Announcing the winner of the inaugural Cræftiga prize

Announcing the winner of the inaugural Cræftiga prize

Photographs Andy Donohoe

We are thrilled to announce that Mac Collins has been named the winner of the first Cræftiga award, for Iklwa, his Afrofuturist throne design…

Pictured above: the Cræftiga Finalists, left to right – Luke Fuller, Charlotte Kidger, Alice Walton, Mac Collins and Ami Pepper.

Launched by Hole & Corner to support and reward emerging UK-based designer-maker talent, the inaugural Cræftiga awards more than surpassed our expectations. We were hugely impressed and excited by the high standard of work submitted – and while we were expecting there to be some outstanding applications, the level of quality across so many entries has been enormously encouraging and positive.

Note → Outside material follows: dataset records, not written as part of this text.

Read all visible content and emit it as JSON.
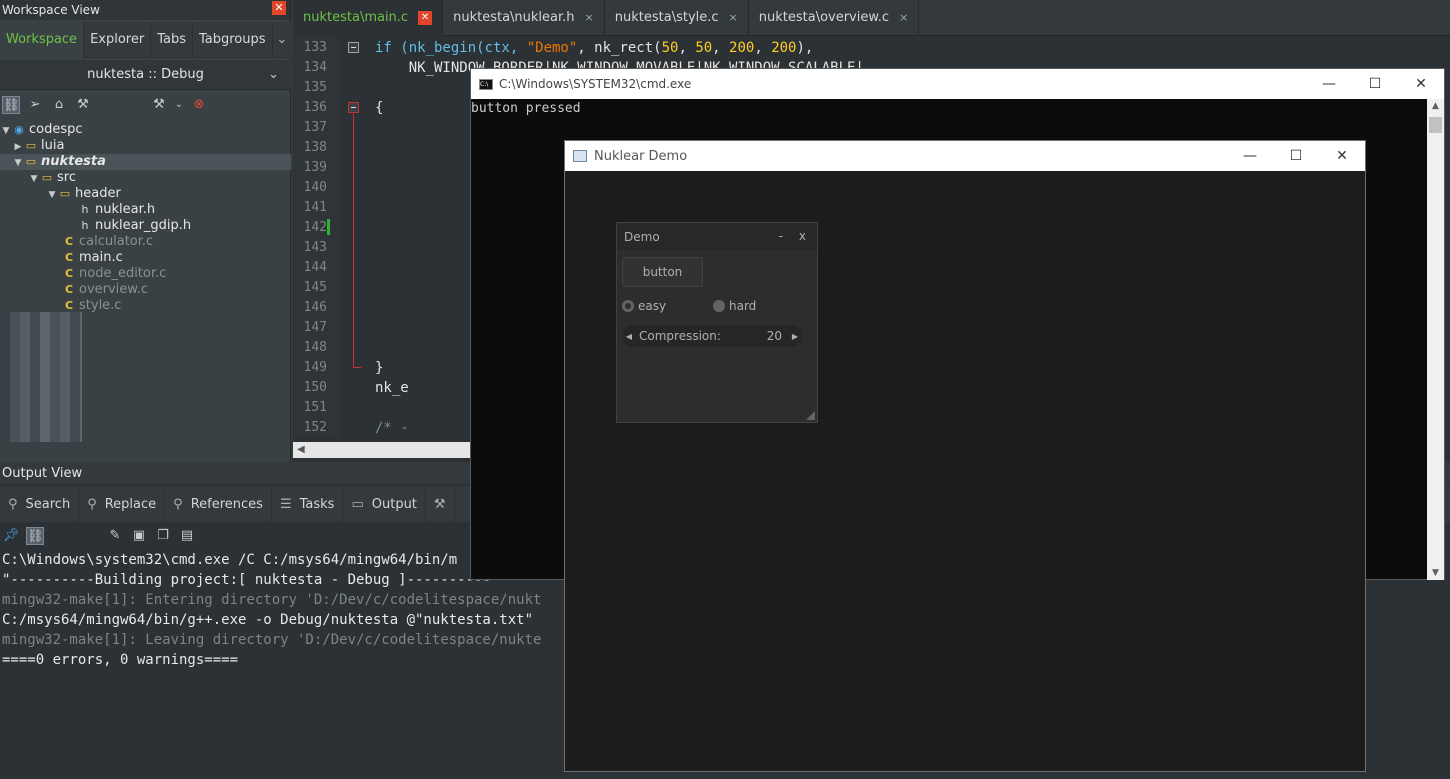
{
  "workspace": {
    "title": "Workspace View",
    "close_glyph": "✕",
    "tabs": [
      "Workspace",
      "Explorer",
      "Tabs",
      "Tabgroups"
    ],
    "tabs_more_glyph": "⌄",
    "project_selector": "nuktesta :: Debug",
    "project_selector_arrow": "⌄",
    "toolbar_icons": [
      "link-icon",
      "paper-plane-icon",
      "home-icon",
      "wrench-icon",
      "hammer-icon",
      "stop-icon"
    ],
    "tree": [
      {
        "label": "codespc",
        "icon": "project-icon",
        "expanded": true
      },
      {
        "label": "luia",
        "icon": "folder-icon",
        "expanded": false
      },
      {
        "label": "nuktesta",
        "icon": "folder-icon",
        "expanded": true
      },
      {
        "label": "src",
        "icon": "folder-icon",
        "expanded": true
      },
      {
        "label": "header",
        "icon": "folder-icon",
        "expanded": true
      },
      {
        "label": "nuklear.h",
        "icon": "h-file-icon"
      },
      {
        "label": "nuklear_gdip.h",
        "icon": "h-file-icon"
      },
      {
        "label": "calculator.c",
        "icon": "c-file-icon"
      },
      {
        "label": "main.c",
        "icon": "c-file-icon"
      },
      {
        "label": "node_editor.c",
        "icon": "c-file-icon"
      },
      {
        "label": "overview.c",
        "icon": "c-file-icon"
      },
      {
        "label": "style.c",
        "icon": "c-file-icon"
      }
    ]
  },
  "editor": {
    "tabs": [
      {
        "label": "nuktesta\\main.c",
        "close": "✕"
      },
      {
        "label": "nuktesta\\nuklear.h",
        "close": "×"
      },
      {
        "label": "nuktesta\\style.c",
        "close": "×"
      },
      {
        "label": "nuktesta\\overview.c",
        "close": "×"
      }
    ],
    "line_numbers": [
      "133",
      "134",
      "135",
      "136",
      "137",
      "138",
      "139",
      "140",
      "141",
      "142",
      "143",
      "144",
      "145",
      "146",
      "147",
      "148",
      "149",
      "150",
      "151",
      "152"
    ],
    "code": {
      "l133_a": "if (nk_begin(ctx, ",
      "l133_str": "\"Demo\"",
      "l133_b": ", nk_rect(",
      "l133_n1": "50",
      "l133_c1": ", ",
      "l133_n2": "50",
      "l133_c2": ", ",
      "l133_n3": "200",
      "l133_c3": ", ",
      "l133_n4": "200",
      "l133_d": "),",
      "l134": "    NK_WINDOW_BORDER|NK_WINDOW_MOVABLE|NK_WINDOW_SCALABLE|",
      "l136": "{",
      "l149": "}",
      "l150": "nk_e",
      "l152": "/* -"
    },
    "hscroll_glyph": "◀"
  },
  "output": {
    "title": "Output View",
    "tabs": [
      {
        "label": "Search",
        "icon": "search-icon"
      },
      {
        "label": "Replace",
        "icon": "replace-icon"
      },
      {
        "label": "References",
        "icon": "references-icon"
      },
      {
        "label": "Tasks",
        "icon": "tasks-icon"
      },
      {
        "label": "Output",
        "icon": "output-icon"
      }
    ],
    "build_icon": "hammer-icon",
    "lines": [
      "C:\\Windows\\system32\\cmd.exe /C C:/msys64/mingw64/bin/m",
      "\"----------Building project:[ nuktesta - Debug ]----------",
      "mingw32-make[1]: Entering directory 'D:/Dev/c/codelitespace/nukt",
      "C:/msys64/mingw64/bin/g++.exe -o Debug/nuktesta @\"nuktesta.txt\"",
      "mingw32-make[1]: Leaving directory 'D:/Dev/c/codelitespace/nukte",
      "====0 errors, 0 warnings===="
    ],
    "dim_lines": [
      2,
      4
    ]
  },
  "cmd": {
    "title": "C:\\Windows\\SYSTEM32\\cmd.exe",
    "icon_text": "C:\\",
    "min": "—",
    "max": "☐",
    "close": "✕",
    "text": "button pressed",
    "scroll_up": "▲",
    "scroll_down": "▼"
  },
  "nuklear": {
    "title": "Nuklear Demo",
    "min": "—",
    "max": "☐",
    "close": "✕",
    "panel": {
      "title": "Demo",
      "minimize": "-",
      "close": "x",
      "button_label": "button",
      "radio_easy": "easy",
      "radio_hard": "hard",
      "selected_radio": "easy",
      "property_label": "Compression:",
      "property_value": "20",
      "property_left": "◀",
      "property_right": "▶"
    }
  },
  "colors": {
    "accent_green": "#6fc146",
    "close_red": "#e0462a",
    "string_orange": "#ec7600",
    "number_yellow": "#ffcd22",
    "keyword_blue": "#66bde6"
  }
}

The applicants demonstrated a tremendous breadth of styles, ideas, approaches and techniques, with many of them are using craftsmanship to create unique pieces that break down the boundaries between craft and art.

The judges – gallerist Sarah Myerscough, furniture maker and Benchmark co-founder Sean Sutcliffe, product and fashion designer Faye Toogood and The Conran Shop’s creative director Stephen Briars – were equally impressed by the quality of the entrants. ‘The standard is exceptional,’ said Briars. ‘All of these pieces have longevity to them, something you can pass down from generation to generation. You can still imagine all of these in use in 100 – 200 years time.’

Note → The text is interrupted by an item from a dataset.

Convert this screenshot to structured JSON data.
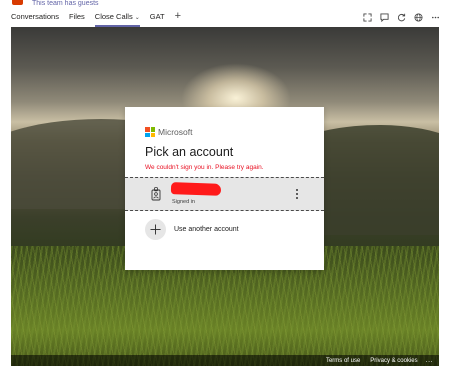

After much deliberation, the five finalists selected by the panel were:

Luke Fuller, for his Unearthing Port Talbot project, exploring the town’s industrial history and how the cultural impact of the region’s local clay.

Ami Pepper, for Ocean Treasure, a collection of sculptural jewellery featuring hand- carved shell clusters cast in precious metals and encrusted with gemstones.

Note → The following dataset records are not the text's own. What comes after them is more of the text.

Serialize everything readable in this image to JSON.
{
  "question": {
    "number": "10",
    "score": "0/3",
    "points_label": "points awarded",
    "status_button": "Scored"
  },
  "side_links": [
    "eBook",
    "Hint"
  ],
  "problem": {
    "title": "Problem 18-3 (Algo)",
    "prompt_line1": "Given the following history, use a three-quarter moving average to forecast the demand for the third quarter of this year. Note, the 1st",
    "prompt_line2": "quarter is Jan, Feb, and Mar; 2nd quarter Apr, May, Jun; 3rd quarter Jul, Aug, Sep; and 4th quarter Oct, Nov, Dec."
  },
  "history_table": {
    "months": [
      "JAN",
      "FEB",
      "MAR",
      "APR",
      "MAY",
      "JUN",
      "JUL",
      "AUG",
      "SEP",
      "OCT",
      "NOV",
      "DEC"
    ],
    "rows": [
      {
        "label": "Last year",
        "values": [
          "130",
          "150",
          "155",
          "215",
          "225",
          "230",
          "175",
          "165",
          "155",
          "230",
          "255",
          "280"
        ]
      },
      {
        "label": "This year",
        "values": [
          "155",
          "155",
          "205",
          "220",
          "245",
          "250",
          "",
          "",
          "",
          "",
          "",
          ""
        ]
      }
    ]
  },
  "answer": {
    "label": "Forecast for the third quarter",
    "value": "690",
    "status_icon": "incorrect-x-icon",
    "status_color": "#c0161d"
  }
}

Alice Walton, for Our City, a series of abstract sculptural stoneware pieces inspired by the everyday urban landscape.

Charlotte Kidger, for Industrial Craft – a family of objects crafted from reengineered polyurethane foam dust.

Mac Collins, for Iklwa, a high-backed ash-wood chair stained in vibrant ultramarine that draws on the ideas of movements such as Afrofuturism to convey a sense of empowerment.

But in the end it was Collins who was finally named as the overall winner. ‘The Iklwa chair comes together in all the right ways,’ says Briars. ‘It’s the right scale, the right proportion, the right material, the right colour and, once you sit in it, it’s one of those chairs that does give you a real feeling of power.’

Huge congratulations to Collins, his fellow finalists and all those whose entered for the quality of their submitted pieces.

All the finalists’ work – plus a selection of shortlisted entries – will be on display at the British Craft Pavilion as part of London Design Fair during London Design Festival, from 20-23 September 2018.